Representantes do Brasil, chefiados pelo ministro da Fazenda, Artur de Souza Costa, aparecem como participantes de debates em vários pontos das transcrições – entre eles, Eugenio Gudin, membro do Conselho Econômico e Financeiro e do Comitê de Planejamento Econômico da Presidência da República, e Octávio Gouvêa de Bulhões, funcionário da divisão de estudos econômicos e financeiros do Ministério da Fazenda. O diplomata Roberto de Oliveira Campos, então segundo secretário da embaixada em Washington, tinha funções de assessor.

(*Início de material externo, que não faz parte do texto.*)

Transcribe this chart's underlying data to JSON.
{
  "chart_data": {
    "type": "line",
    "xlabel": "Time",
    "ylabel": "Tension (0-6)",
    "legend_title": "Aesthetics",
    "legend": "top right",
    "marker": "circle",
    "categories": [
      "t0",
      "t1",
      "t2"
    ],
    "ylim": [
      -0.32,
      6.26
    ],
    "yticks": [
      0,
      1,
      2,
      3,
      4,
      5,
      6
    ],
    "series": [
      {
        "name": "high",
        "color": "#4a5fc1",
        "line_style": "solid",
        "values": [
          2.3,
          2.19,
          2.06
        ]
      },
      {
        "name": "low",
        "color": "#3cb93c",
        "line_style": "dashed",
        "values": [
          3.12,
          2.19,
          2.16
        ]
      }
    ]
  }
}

Costa presidia o comitê 3 da Comissão 1, incumbido da “Organização e gestão do Fundo”. A distinção conferida ao Brasil se devia, segundo Schuler, ao fato de “os organizadores da conferência desejarem que houvesse ampla participação, e não a dominação por uns poucos países”. Daí, “o cuidado de assegurar que funções importantes, como a presidência de comitês, fossem entregues a vários países, como o Brasil, já então uma grande economia entre aqueles que chamaríamos hoje de mercados emergentes”. Não parece improvável, contudo, que também tivessem influído a contribuição do governo Vargas para o esforço de guerra dos aliados na Europa e a permissão para que os americanos usassem portos e aeroportos do Nordeste.
Schuler menciona o relator do comitê, o tcheco Ervin Hexner, entre alguns delegados particularmente bem preparados, intelectualmente, que se destacavam nos debates, mesmo pertencendo a pequenos países. Também tinham essa qualidade, “e influíam sobre a opinião de outros delegados”, o grego Kryiaks Varvaressos e o norueguês Wilhelm Keilhau (como relatores, sintetizavam o que acontecia nos comitês para conhecimento dos integrantes das comissões 1 e 2, do FMI e do Banco Mundial). Schuler também considera elogiável o trabalho de Luís Machado, de Cuba.
Sobre Souza Costa – “experiente em assuntos financeiros e falando um bom inglês” -, a opinião de Schuler é de que, como presidente do comitê, tinha atuação bastante discreta (“light touch”, como disse em entrevista ao Valor). Mantinha os trabalhos dentro da agenda, “mas preferia deixar para os delegados mais ativos e para o relator Hexner a incumbência de moldar o debate”. Algo a ver, talvez, com o que diria Eugenio Gudin em depoimento a pesquisadores do CPDOC, da Fundação Getúlio Vargas, anos depois, relembrando Bretton Woods: “Quem trabalhava de fato, acompanhando as sessões, éramos o Bulhões e eu” (citado em “Atuação da delegação brasileira na formulação do acordo internacional de Bretton Woods, 1942-1944″, de Daniel de Pinho Barreiros, 2009).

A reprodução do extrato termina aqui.